Simulation time analysis of kinetic Monte Carlo algorithmic steps for basic radical (de)polymerization kinetics of linear polymers†
Abstract
The relevance of kinetic Monte Carlo (kMC) algorithms and modeling to obtain and tune detailed molecular information for (bio)chemical kinetic systems is growing. A bottleneck remains however the correct representation of time-dependent variations involving distributed species, specifically their reliable sampling with a minimization of the computational cost. The present work compares the performance of leading search methods as already studied at the level of an isolated propagation reaction, i.e. linear search, bisection, tetrasection, binary search tree, and quaternary tree, at the actual process level, complemented by the coupled array method and a direct linear search with no search over the cumulative sum of elements. Emphasis is on three (de)polymerization processes, namely free radical polymerization (FRP), nitroxide mediated polymerization (NMP), and depolymerization via radical unzipping in the context of chemical recycling.
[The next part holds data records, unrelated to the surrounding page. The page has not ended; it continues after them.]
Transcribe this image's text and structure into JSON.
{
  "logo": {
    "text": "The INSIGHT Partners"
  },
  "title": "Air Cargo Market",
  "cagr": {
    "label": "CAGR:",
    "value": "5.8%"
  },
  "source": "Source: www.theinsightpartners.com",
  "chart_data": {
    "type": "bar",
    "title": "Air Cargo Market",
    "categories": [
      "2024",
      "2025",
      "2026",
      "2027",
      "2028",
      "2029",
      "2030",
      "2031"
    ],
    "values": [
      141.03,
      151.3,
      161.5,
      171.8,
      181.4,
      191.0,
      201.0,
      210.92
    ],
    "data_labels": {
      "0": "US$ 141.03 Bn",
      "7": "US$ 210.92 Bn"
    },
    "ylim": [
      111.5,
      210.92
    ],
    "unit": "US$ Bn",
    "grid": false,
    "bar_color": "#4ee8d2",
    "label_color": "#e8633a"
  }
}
For illustration purposes, simplified reaction schemes are used only considering linear chains and constant average rate coefficients. Guidelines are formulated regarding the preference of a given search method depending on the maximal chain length and reaction conditions. For NMP, the most suitable method is the linear search, and for FRP, the quaternary tree. For depolymerization, the fastest method relies on the coupled array, offering an interesting trade-off between code complexity and performance gain. The present work allows researchers to better select the best data structures and best algorithms for studying the (bio)chemical processes of their interest with stochastic solvers.